DATE:
25/01/2011
Minsk/Kiev - The first nuclear power station in Belarus, constructed with Russian assistance, will be ready by 2017, or earlier if possible, a government official said Tuesday.
Russia's state-run nuclear power company, Rosatom, is in the final stages of contract talks for the construction of an atomic energy plant in Belarus, and both sides are interested in accelerating the work, said company chairman Sergei Kirienko, according to Interfax news agency.
'We will try and get it done by the end of 2016,' he said at a press conference in Minsk. 'We are trying to save time every way we can.'
Ground preparation has been in progress for several months and actual construction will begin in September, said Mikhail Miasnikovich, Belarus vice premier.
Russian state engineers have begun drafting the station's design, despite the fact that no contract has yet been signed or money paid for the work, Kirienko said.
Kirienko's announcement of acceleration of Belarus' nuclear power project came five days after Miasnikovich met in Moscow with Russian Prime Minister Vladimir Putin, who said the Kremlin would provide Belarus with a 6-billion-dollar loan to finance the project.
The four-reactor nuclear power station should be completed by 2025, according to Russian media reports.
Belarusian ecology protection activists have argued against bringing nuclear power to the country. Hundreds of square kilometres of forest and swamp in the south of Belarus remain uninhabitable because of fallout from the 1986 Chernobyl nuclear power accident.

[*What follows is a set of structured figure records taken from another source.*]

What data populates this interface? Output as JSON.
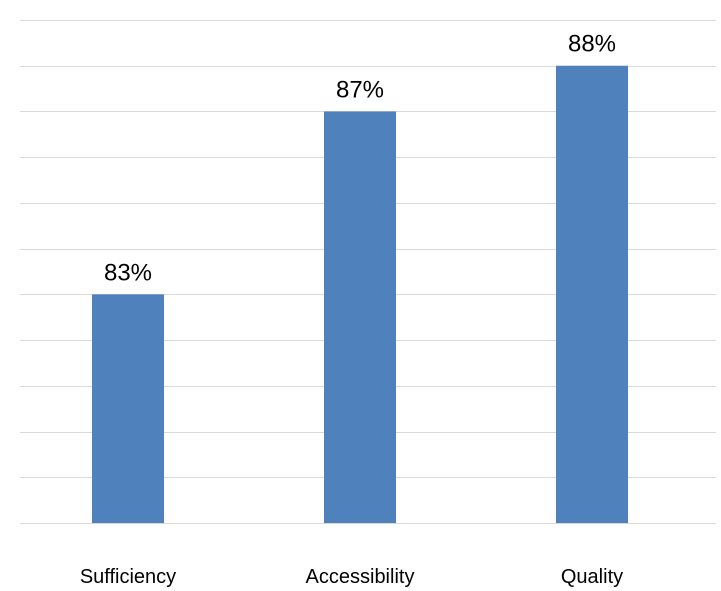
{
  "chart_data": {
    "type": "bar",
    "title": "",
    "xlabel": "",
    "ylabel": "",
    "categories": [
      "Sufficiency",
      "Accessibility",
      "Quality"
    ],
    "values": [
      83,
      87,
      88
    ],
    "value_labels": [
      "83%",
      "87%",
      "88%"
    ],
    "ylim": [
      78,
      89
    ],
    "grid": true,
    "legend": "none",
    "bar_color": "#4F81BD",
    "gridline_color": "#D9D9D9"
  }
}
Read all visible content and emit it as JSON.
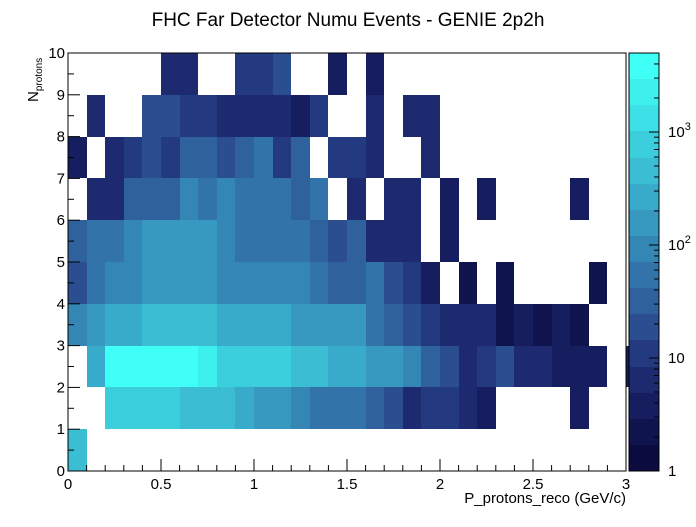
{
  "chart_data": {
    "type": "heatmap",
    "title": "FHC Far Detector Numu Events - GENIE 2p2h",
    "xlabel": "P_protons_reco (GeV/c)",
    "ylabel_main": "N",
    "ylabel_sub": "protons",
    "xlim": [
      0,
      3
    ],
    "ylim": [
      0,
      10
    ],
    "zlim": [
      1,
      5000
    ],
    "z_scale": "log",
    "x_bin_width": 0.1,
    "y_bin_width": 1,
    "x_ticks": [
      0,
      0.5,
      1,
      1.5,
      2,
      2.5,
      3
    ],
    "x_tick_labels": [
      "0",
      "0.5",
      "1",
      "1.5",
      "2",
      "2.5",
      "3"
    ],
    "y_ticks": [
      0,
      1,
      2,
      3,
      4,
      5,
      6,
      7,
      8,
      9,
      10
    ],
    "y_tick_labels": [
      "0",
      "1",
      "2",
      "3",
      "4",
      "5",
      "6",
      "7",
      "8",
      "9",
      "10"
    ],
    "colorbar_ticks": [
      {
        "value": 1,
        "base": "1",
        "exp": ""
      },
      {
        "value": 10,
        "base": "10",
        "exp": ""
      },
      {
        "value": 100,
        "base": "10",
        "exp": "2"
      },
      {
        "value": 1000,
        "base": "10",
        "exp": "3"
      }
    ],
    "palette": [
      "#0b0b3f",
      "#10144e",
      "#161e60",
      "#1d2a70",
      "#243a80",
      "#2b4e90",
      "#2f619d",
      "#3274a9",
      "#3487b5",
      "#3799c0",
      "#39abca",
      "#3bbdd3",
      "#3bcedc",
      "#3ce0e6",
      "#3df0ee",
      "#40fff6"
    ],
    "grid": false,
    "bins": [
      [
        0,
        0,
        500
      ],
      [
        2,
        1,
        800
      ],
      [
        3,
        1,
        800
      ],
      [
        4,
        1,
        800
      ],
      [
        5,
        1,
        800
      ],
      [
        6,
        1,
        500
      ],
      [
        7,
        1,
        500
      ],
      [
        8,
        1,
        350
      ],
      [
        9,
        1,
        300
      ],
      [
        10,
        1,
        200
      ],
      [
        11,
        1,
        150
      ],
      [
        12,
        1,
        100
      ],
      [
        13,
        1,
        70
      ],
      [
        14,
        1,
        60
      ],
      [
        15,
        1,
        50
      ],
      [
        16,
        1,
        30
      ],
      [
        17,
        1,
        20
      ],
      [
        18,
        1,
        8
      ],
      [
        19,
        1,
        10
      ],
      [
        20,
        1,
        10
      ],
      [
        21,
        1,
        5
      ],
      [
        22,
        1,
        3
      ],
      [
        27,
        1,
        3
      ],
      [
        1,
        2,
        300
      ],
      [
        2,
        2,
        3000
      ],
      [
        3,
        2,
        3000
      ],
      [
        4,
        2,
        3000
      ],
      [
        5,
        2,
        3000
      ],
      [
        6,
        2,
        3000
      ],
      [
        7,
        2,
        2000
      ],
      [
        8,
        2,
        1000
      ],
      [
        9,
        2,
        1000
      ],
      [
        10,
        2,
        700
      ],
      [
        11,
        2,
        600
      ],
      [
        12,
        2,
        500
      ],
      [
        13,
        2,
        400
      ],
      [
        14,
        2,
        300
      ],
      [
        15,
        2,
        300
      ],
      [
        16,
        2,
        150
      ],
      [
        17,
        2,
        150
      ],
      [
        18,
        2,
        80
      ],
      [
        19,
        2,
        30
      ],
      [
        20,
        2,
        20
      ],
      [
        21,
        2,
        7
      ],
      [
        22,
        2,
        10
      ],
      [
        23,
        2,
        15
      ],
      [
        24,
        2,
        5
      ],
      [
        25,
        2,
        5
      ],
      [
        26,
        2,
        4
      ],
      [
        27,
        2,
        3
      ],
      [
        28,
        2,
        3
      ],
      [
        30,
        2,
        3
      ],
      [
        0,
        3,
        80
      ],
      [
        1,
        3,
        150
      ],
      [
        2,
        3,
        300
      ],
      [
        3,
        3,
        300
      ],
      [
        4,
        3,
        400
      ],
      [
        5,
        3,
        400
      ],
      [
        6,
        3,
        400
      ],
      [
        7,
        3,
        400
      ],
      [
        8,
        3,
        300
      ],
      [
        9,
        3,
        300
      ],
      [
        10,
        3,
        300
      ],
      [
        11,
        3,
        300
      ],
      [
        12,
        3,
        150
      ],
      [
        13,
        3,
        150
      ],
      [
        14,
        3,
        150
      ],
      [
        15,
        3,
        150
      ],
      [
        16,
        3,
        70
      ],
      [
        17,
        3,
        40
      ],
      [
        18,
        3,
        20
      ],
      [
        19,
        3,
        10
      ],
      [
        20,
        3,
        5
      ],
      [
        21,
        3,
        5
      ],
      [
        22,
        3,
        5
      ],
      [
        23,
        3,
        2
      ],
      [
        24,
        3,
        3
      ],
      [
        25,
        3,
        2
      ],
      [
        26,
        3,
        3
      ],
      [
        27,
        3,
        2
      ],
      [
        0,
        4,
        20
      ],
      [
        1,
        4,
        60
      ],
      [
        2,
        4,
        100
      ],
      [
        3,
        4,
        120
      ],
      [
        4,
        4,
        150
      ],
      [
        5,
        4,
        200
      ],
      [
        6,
        4,
        150
      ],
      [
        7,
        4,
        150
      ],
      [
        8,
        4,
        120
      ],
      [
        9,
        4,
        120
      ],
      [
        10,
        4,
        120
      ],
      [
        11,
        4,
        100
      ],
      [
        12,
        4,
        100
      ],
      [
        13,
        4,
        70
      ],
      [
        14,
        4,
        40
      ],
      [
        15,
        4,
        40
      ],
      [
        16,
        4,
        60
      ],
      [
        17,
        4,
        15
      ],
      [
        18,
        4,
        10
      ],
      [
        19,
        4,
        3
      ],
      [
        21,
        4,
        2
      ],
      [
        23,
        4,
        2
      ],
      [
        28,
        4,
        2
      ],
      [
        0,
        5,
        30
      ],
      [
        1,
        5,
        50
      ],
      [
        2,
        5,
        60
      ],
      [
        3,
        5,
        80
      ],
      [
        4,
        5,
        150
      ],
      [
        5,
        5,
        150
      ],
      [
        6,
        5,
        150
      ],
      [
        7,
        5,
        150
      ],
      [
        8,
        5,
        80
      ],
      [
        9,
        5,
        60
      ],
      [
        10,
        5,
        60
      ],
      [
        11,
        5,
        50
      ],
      [
        12,
        5,
        60
      ],
      [
        13,
        5,
        30
      ],
      [
        14,
        5,
        20
      ],
      [
        15,
        5,
        25
      ],
      [
        16,
        5,
        5
      ],
      [
        17,
        5,
        8
      ],
      [
        18,
        5,
        6
      ],
      [
        20,
        5,
        3
      ],
      [
        1,
        6,
        8
      ],
      [
        2,
        6,
        7
      ],
      [
        3,
        6,
        30
      ],
      [
        4,
        6,
        40
      ],
      [
        5,
        6,
        40
      ],
      [
        6,
        6,
        100
      ],
      [
        7,
        6,
        50
      ],
      [
        8,
        6,
        100
      ],
      [
        9,
        6,
        50
      ],
      [
        10,
        6,
        50
      ],
      [
        11,
        6,
        70
      ],
      [
        12,
        6,
        30
      ],
      [
        13,
        6,
        50
      ],
      [
        15,
        6,
        5
      ],
      [
        17,
        6,
        6
      ],
      [
        18,
        6,
        6
      ],
      [
        20,
        6,
        3
      ],
      [
        22,
        6,
        3
      ],
      [
        27,
        6,
        3
      ],
      [
        0,
        7,
        3
      ],
      [
        2,
        7,
        6
      ],
      [
        3,
        7,
        10
      ],
      [
        4,
        7,
        20
      ],
      [
        5,
        7,
        10
      ],
      [
        6,
        7,
        30
      ],
      [
        7,
        7,
        40
      ],
      [
        8,
        7,
        20
      ],
      [
        9,
        7,
        40
      ],
      [
        10,
        7,
        70
      ],
      [
        11,
        7,
        10
      ],
      [
        12,
        7,
        30
      ],
      [
        14,
        7,
        10
      ],
      [
        15,
        7,
        10
      ],
      [
        16,
        7,
        8
      ],
      [
        19,
        7,
        5
      ],
      [
        1,
        8,
        5
      ],
      [
        4,
        8,
        20
      ],
      [
        5,
        8,
        20
      ],
      [
        6,
        8,
        10
      ],
      [
        7,
        8,
        10
      ],
      [
        8,
        8,
        5
      ],
      [
        9,
        8,
        6
      ],
      [
        10,
        8,
        8
      ],
      [
        11,
        8,
        8
      ],
      [
        12,
        8,
        4
      ],
      [
        13,
        8,
        10
      ],
      [
        16,
        8,
        5
      ],
      [
        18,
        8,
        5
      ],
      [
        19,
        8,
        5
      ],
      [
        5,
        9,
        8
      ],
      [
        6,
        9,
        8
      ],
      [
        9,
        9,
        10
      ],
      [
        10,
        9,
        10
      ],
      [
        11,
        9,
        20
      ],
      [
        14,
        9,
        4
      ],
      [
        16,
        9,
        3
      ]
    ]
  }
}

Western anti-nuclear activists have raised concerns that the station to be built near Ostrovets village in Belarus' northern Hrodno province is only 45 kilometres from Lithuanian capital Vilnius, and could in case of an accident endanger neighbouring countries.
Authoritarian President Aleksander Lukashenko has scoffed at the worries, saying modern nuclear power is safe and Belarus needs to diversify its sources of energy.